In southwest Missouri, banker George Revelle was convicted in February 1996 of killing his wife, Lisa, while she slept to collect on a $500,000 insurance policy. One year later, the state Court of Appeals reversed the conviction and ordered a new trial, calling an undated note from Lisa Revelle about marital trouble inadmissible hearsay. A second jury acquitted George Revelle in December 1998.
Hulshof’s prosecutorial record was a campaign issue in his first two bids for Congress — but not because of concerns he was too tough on criminal defendants.
Instead, both winning Democratic incumbent Harold Volkmer in 1994 and Republican primary challenger Harry Eggleston two years later ran ads slamming Hulshof for his failure to respond to a petition for a speedy trial by accused killer Vance Roy Clark. The defendant was subsequently released from jail.
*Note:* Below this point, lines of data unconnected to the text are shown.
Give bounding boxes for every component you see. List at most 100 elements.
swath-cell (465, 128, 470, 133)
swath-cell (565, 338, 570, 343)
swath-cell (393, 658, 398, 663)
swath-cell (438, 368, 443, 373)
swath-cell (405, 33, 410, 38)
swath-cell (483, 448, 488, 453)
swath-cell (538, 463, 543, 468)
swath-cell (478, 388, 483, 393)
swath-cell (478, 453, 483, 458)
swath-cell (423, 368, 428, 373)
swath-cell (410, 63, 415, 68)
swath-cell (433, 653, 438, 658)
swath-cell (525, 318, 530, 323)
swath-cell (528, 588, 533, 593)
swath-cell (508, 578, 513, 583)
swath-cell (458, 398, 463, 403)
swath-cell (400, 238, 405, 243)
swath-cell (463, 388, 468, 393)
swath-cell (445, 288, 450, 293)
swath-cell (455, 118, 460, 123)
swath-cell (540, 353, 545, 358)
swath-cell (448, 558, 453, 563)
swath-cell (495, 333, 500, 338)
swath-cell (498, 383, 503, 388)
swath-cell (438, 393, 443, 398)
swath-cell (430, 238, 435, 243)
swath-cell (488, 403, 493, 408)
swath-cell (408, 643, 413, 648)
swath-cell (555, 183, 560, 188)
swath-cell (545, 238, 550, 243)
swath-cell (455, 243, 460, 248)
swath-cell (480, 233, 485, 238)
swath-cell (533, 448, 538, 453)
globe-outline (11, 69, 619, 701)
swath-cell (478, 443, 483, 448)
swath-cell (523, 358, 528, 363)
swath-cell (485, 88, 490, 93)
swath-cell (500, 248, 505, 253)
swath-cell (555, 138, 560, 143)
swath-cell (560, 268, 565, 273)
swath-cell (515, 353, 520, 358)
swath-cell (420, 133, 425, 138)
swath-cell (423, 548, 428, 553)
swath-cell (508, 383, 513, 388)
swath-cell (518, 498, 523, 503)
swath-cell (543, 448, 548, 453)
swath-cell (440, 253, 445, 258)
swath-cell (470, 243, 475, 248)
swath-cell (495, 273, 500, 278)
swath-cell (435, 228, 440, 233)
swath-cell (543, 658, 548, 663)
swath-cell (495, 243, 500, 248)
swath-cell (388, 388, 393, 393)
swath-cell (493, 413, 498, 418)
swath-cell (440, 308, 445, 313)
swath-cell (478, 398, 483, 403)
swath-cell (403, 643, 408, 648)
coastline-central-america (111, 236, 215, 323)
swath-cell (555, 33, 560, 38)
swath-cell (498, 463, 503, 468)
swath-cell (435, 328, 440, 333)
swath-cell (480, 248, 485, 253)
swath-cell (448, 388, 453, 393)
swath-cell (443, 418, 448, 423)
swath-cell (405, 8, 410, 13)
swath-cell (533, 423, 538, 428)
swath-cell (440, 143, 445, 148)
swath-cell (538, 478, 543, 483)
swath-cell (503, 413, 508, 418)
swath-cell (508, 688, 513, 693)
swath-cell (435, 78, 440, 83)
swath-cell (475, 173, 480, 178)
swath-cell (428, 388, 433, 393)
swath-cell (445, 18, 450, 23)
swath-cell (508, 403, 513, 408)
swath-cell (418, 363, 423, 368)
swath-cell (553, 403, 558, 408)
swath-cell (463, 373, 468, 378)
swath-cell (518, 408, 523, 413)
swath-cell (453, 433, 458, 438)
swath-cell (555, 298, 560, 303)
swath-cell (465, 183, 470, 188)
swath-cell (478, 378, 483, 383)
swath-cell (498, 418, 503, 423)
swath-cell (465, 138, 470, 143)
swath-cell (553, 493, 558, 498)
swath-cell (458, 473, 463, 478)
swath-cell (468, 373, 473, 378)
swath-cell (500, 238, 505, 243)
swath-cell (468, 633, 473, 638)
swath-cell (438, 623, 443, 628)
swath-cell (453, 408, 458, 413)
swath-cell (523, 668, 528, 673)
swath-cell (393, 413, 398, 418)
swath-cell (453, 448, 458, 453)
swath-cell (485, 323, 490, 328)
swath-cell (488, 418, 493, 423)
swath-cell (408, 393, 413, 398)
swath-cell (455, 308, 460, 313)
Hulshof says his courtroom conduct, like his 12-year congressional record, is fair game for scrutiny as he runs for governor. He’s confident that any such inquiry would reveal nothing less than a fair and impartial advocate.
“My father never finished college, he never made a lot of money, but still was the wisest man I ever knew,” said Hulshof. “And he said that the only thing worth keeping in life is your good name.
“That has motivated me through these past 12 years in Congress. It would motivate me as governor. And it certainly motivated me throughout those years in the criminal justice world.”